森宮さんは「親子ってそういうもんだろ?」とか「父親ってそういうもんだろ?」みたいな感じで「親子とは」「父親とは」ということにこだわりがあって、そこがちょっとズレていてユニークな人。優子ちゃんに元気がなければ大量に餃子を作って食べさせたり、始業式にはなぜか朝からカツ丼を食べさせたり。

一方の優子ちゃんはお父さんではなく森宮さん呼びを崩さなかったり、ピアノの件では本当の親子ならもっと上手に喧嘩できるのかなみたいな感じで悩んだりするものの大きな不満を抱えることなく平和で幸せに過ごしている。

良い関係なのだけど親子関係への熱量というかこだわりの強さに差が感じられて、森宮さんの空回りっぷりが面白おかしく感じられる。それでも優子ちゃんはそんな森宮さんに感謝しているのも伝わってくるから非常に温かみのある関係性がわかって物語に温かみを感じさせる要素になっている。

梨花さんの異常さ

優子ちゃんと梨花さんは実の親子ではないが、実の父親が海外で働くことになった時に優子ちゃんを引き取り、自分が病気になったことを知ると優子ちゃんに悟られないように安心して託せる父親を見つけて結婚しちゃったりと異常な行動力がある。
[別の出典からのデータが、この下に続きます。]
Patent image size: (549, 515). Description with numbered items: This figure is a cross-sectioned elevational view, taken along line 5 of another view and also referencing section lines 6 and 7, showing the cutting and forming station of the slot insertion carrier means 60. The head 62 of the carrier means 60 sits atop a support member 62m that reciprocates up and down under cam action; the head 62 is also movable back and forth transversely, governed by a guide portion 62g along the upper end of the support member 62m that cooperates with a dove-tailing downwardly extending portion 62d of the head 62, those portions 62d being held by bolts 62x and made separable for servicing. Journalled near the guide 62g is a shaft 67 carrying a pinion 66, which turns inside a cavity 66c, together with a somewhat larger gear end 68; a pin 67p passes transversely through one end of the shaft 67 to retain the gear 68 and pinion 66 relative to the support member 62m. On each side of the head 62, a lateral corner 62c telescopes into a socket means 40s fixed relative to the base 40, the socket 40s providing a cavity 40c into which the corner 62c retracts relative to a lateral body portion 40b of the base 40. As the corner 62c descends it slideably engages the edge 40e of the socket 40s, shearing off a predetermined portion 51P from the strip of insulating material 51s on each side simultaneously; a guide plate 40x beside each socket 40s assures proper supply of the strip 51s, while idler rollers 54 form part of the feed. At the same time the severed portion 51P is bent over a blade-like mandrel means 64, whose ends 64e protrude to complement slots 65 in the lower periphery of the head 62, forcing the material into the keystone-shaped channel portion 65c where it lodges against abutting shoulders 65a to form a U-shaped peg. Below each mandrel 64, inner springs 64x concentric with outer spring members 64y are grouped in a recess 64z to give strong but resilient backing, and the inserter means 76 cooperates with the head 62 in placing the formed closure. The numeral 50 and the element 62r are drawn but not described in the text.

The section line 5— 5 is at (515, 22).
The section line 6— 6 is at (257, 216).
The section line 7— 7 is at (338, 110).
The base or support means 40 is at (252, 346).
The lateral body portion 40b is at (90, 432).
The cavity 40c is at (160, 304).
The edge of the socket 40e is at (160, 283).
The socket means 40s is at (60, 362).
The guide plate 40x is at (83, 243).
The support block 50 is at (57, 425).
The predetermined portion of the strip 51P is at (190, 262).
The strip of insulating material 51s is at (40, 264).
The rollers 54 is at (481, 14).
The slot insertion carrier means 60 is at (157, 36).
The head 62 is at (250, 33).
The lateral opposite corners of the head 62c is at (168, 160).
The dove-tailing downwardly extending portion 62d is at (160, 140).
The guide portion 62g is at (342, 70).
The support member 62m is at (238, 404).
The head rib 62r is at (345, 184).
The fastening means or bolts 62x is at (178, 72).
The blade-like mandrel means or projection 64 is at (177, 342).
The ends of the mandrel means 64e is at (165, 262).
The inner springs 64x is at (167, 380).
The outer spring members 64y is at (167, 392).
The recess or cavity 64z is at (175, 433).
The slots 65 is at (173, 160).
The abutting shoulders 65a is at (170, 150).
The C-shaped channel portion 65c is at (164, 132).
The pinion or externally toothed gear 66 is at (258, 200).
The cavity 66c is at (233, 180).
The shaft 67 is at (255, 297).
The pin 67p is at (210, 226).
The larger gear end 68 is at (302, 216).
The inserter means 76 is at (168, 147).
行動力の源泉は優子ちゃんへの愛なんだけど、そこまでの愛情の強さを発揮する異常性がより梨花さんのパワフルさを際立たせている。血は繋がっていなくても愛情を注げるということは理解できるけど、それでもピアノを弾きたい優子ちゃんのために金持ちの人と結婚したり(実際には最終的に梨花さんはその金持ちの泉ヶ原さんのところに戻るが)シングルマザーとして働きながら育てたりと優子ちゃんが一風変わった生活というか人生を送るのに一役を買うことになる。

それだけの愛情の理由が具体的に描かれないことによって愛情の深さというか異常さが強調されるのがこの作品のいいところだなと思う。映画では病気で妊娠できなくなってしまったという設定になったが、「なんでそこまで出来るんだろう?」を読者に委ねてくれているので、そこを想像するのも読み手の楽しみ方のひとつと思う。

優子ちゃんの変化

3人の父親と生活をしてきて、どの父親も良い人だったから他人から不幸そうに思われても困ったことに全然不幸じゃないという風に思っていた。ただ親子関係というものに、もっとこうあるべきみたいなこだわりもなくてちょっとクールな感じの印象があった。

結婚に向けて泉ヶ原さんに挨拶に行ったり実の父親からの手紙に触れることで優子ちゃん自身が父親はみんな良い人だったと感じられた正体、つまりそれぞれの父親の愛情の形に気づく場面があって、優子ちゃんが本当の意味で父親の愛情を受け取ることが出来たことが非常に印象に残った。